Parasitising other bees’ nests is risky, but the ruby-tailed wasp has a number of defences. It has a concave abdomen which allows it to curl up tightly into a ball and it has a hard body cuticle that protects it from the stings of the host species. They can sting themselves, but this sting is not venomous.

Recent highlights from the light trap have included this black arches and eyed hawk-moth:

The planters in front of the Centre are still attracting lots of bees including the green-eyed flower bees we have shared photos of in the past. Earlier in the week there was a tiny species of yellow-faced bee on the astrantia along with a sawfly of some description:

Yellow faced bee

Yellow-faced bee

Sawfly

Sawfly

The mini meadow by the Welcome Hut is still good for butterflies when the sun has been shining, with four skippers dancing round each other earlier in the week. There have also been ringlet in the area of long grass and bramble by the boat, along with comma and red admiral on the wing fairly regularly. The gatekeepers are also now flying, the adults emerge slightly later in the season and are also known as hedge browns.

Gatekeeper

Gatekeeper

30 Days Wild – Day 21

Another day in the garden, I would have gone out into the Forest, but it was obviously packed, so contented myself with insect hunting on my own small patch. As ever I started with the moths in the garden trap, which included a new species for me, although it was not the most spectacular moth you will ever see. It was a brown scallop and if the name sounds underwhelming it at least is not overselling.

brown scallop 4x3

brown scallop

It is not an abundant species anywhere but it does occur regularly in Hampshire, although almost entirely on the chalk and seemingly not in the New Forest area. The food plant is buckthorn, but even then it is not found everywhere this plant grows. A little more impressive was a shark, the moth not an actual shark (which would have been well beyond impressive!). This is a moth I see in most years and has caterpillars that eat sow-thistle and hawkweed species.

shark

shark

Back in April I caught a female emperor moth, which laid some eggs. The eggs hatched and are now almost fully grown caterpillars, having fed on willow, they will actually eat all kinds of things. but I had willow easily to hand. The emperor moth is one of the species in which the female produces an especially far carrying pheromone. When she is newly emerged she just sits near the cocoon and waits for the males, which fly by day, to find her. After mating the female will then fly of at dusk before laying her eggs, so moth traps tend to catch females, as a general rule for most species many more males are caught than females as they fly around far more at night in search of a mate. The caterpillars are very smart and quite variable.

emperors

emperor moth caterpillars

The emperor is our only representative of the family Saturniidae, the family that includes the silk moths and the largest moths in the world, such as the atlas moth and lunar moths.

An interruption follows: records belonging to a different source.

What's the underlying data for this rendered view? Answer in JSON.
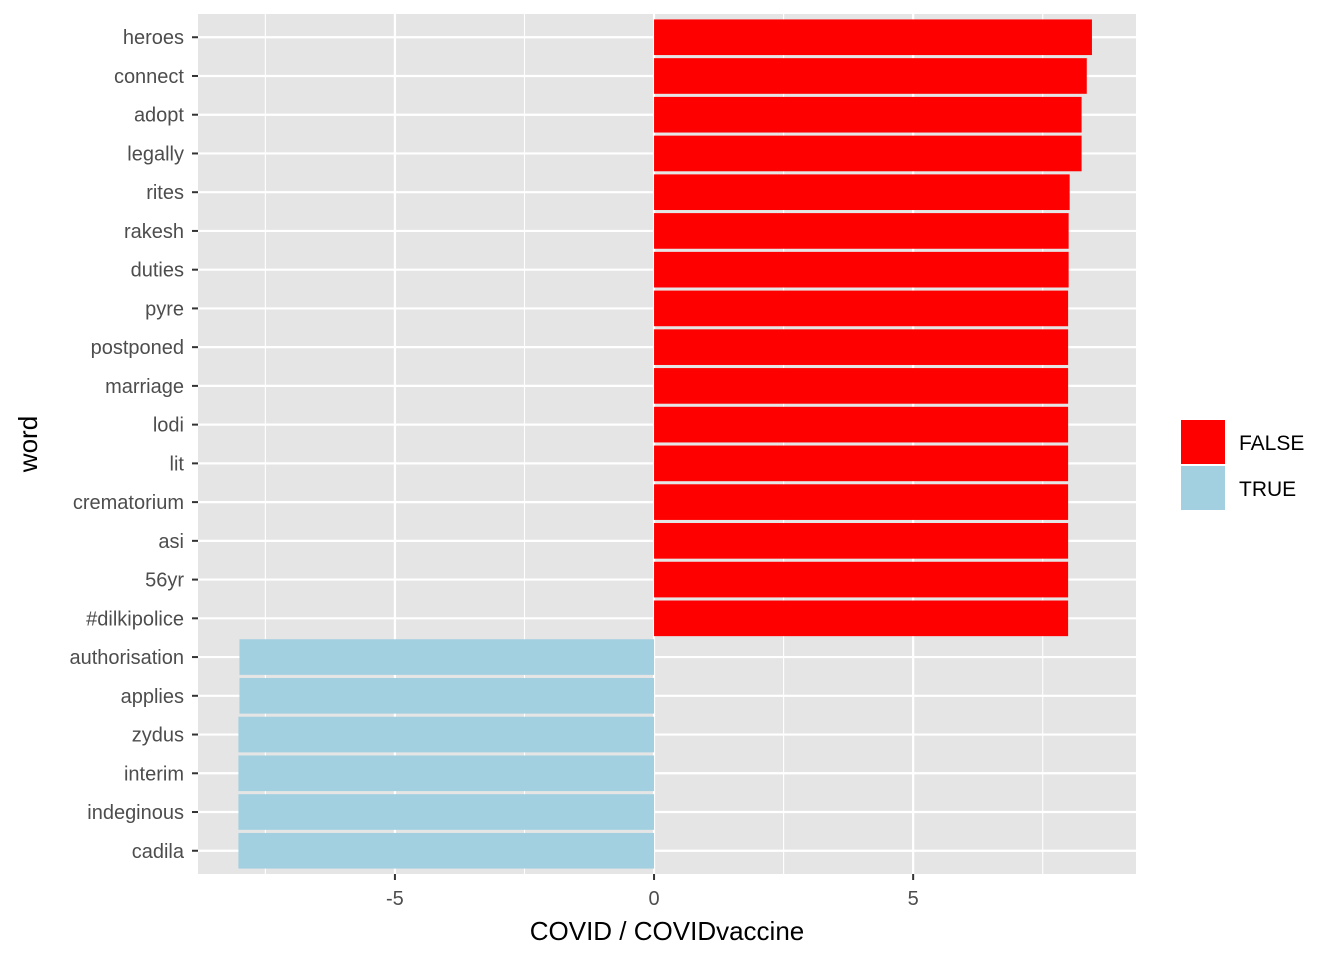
{
  "chart_data": {
    "type": "bar",
    "orientation": "horizontal",
    "xlabel": "COVID / COVIDvaccine",
    "ylabel": "word",
    "xlim": [
      -8.8,
      9.3
    ],
    "x_ticks": [
      -5,
      0,
      5
    ],
    "x_tick_labels": [
      "-5",
      "0",
      "5"
    ],
    "grid": true,
    "legend_position": "right",
    "legend": [
      {
        "key": "FALSE",
        "label": "FALSE",
        "color": "#ff0000"
      },
      {
        "key": "TRUE",
        "label": "TRUE",
        "color": "#a2d0e0"
      }
    ],
    "categories": [
      "heroes",
      "connect",
      "adopt",
      "legally",
      "rites",
      "rakesh",
      "duties",
      "pyre",
      "postponed",
      "marriage",
      "lodi",
      "lit",
      "crematorium",
      "asi",
      "56yr",
      "#dilkipolice",
      "authorisation",
      "applies",
      "zydus",
      "interim",
      "indeginous",
      "cadila"
    ],
    "values": [
      8.45,
      8.35,
      8.25,
      8.25,
      8.02,
      8.0,
      8.0,
      7.99,
      7.99,
      7.99,
      7.99,
      7.99,
      7.99,
      7.99,
      7.99,
      7.99,
      -8.0,
      -8.0,
      -8.02,
      -8.02,
      -8.02,
      -8.02
    ],
    "groups": [
      "FALSE",
      "FALSE",
      "FALSE",
      "FALSE",
      "FALSE",
      "FALSE",
      "FALSE",
      "FALSE",
      "FALSE",
      "FALSE",
      "FALSE",
      "FALSE",
      "FALSE",
      "FALSE",
      "FALSE",
      "FALSE",
      "TRUE",
      "TRUE",
      "TRUE",
      "TRUE",
      "TRUE",
      "TRUE"
    ],
    "colors": {
      "panel": "#e5e5e5",
      "grid": "#ffffff",
      "tick": "#333333",
      "tick_label": "#4d4d4d"
    }
  }
}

Although the day was mostly sunny and warm there were rather few butterflies in the garden, but these few did include another silver-studded blue, this time a male and a very fresh one too.

silver-studded blue male 4x3

silver-studded blue (male)

The blue was very bright and colourful, but was outdone by a wasp I found on the wild carrot, it was a cuckoo wasp, that is to say a nest parasite of another species of wasp. they are generally difficult to identify, but I am informed this one is likely to be Chrysis viridula.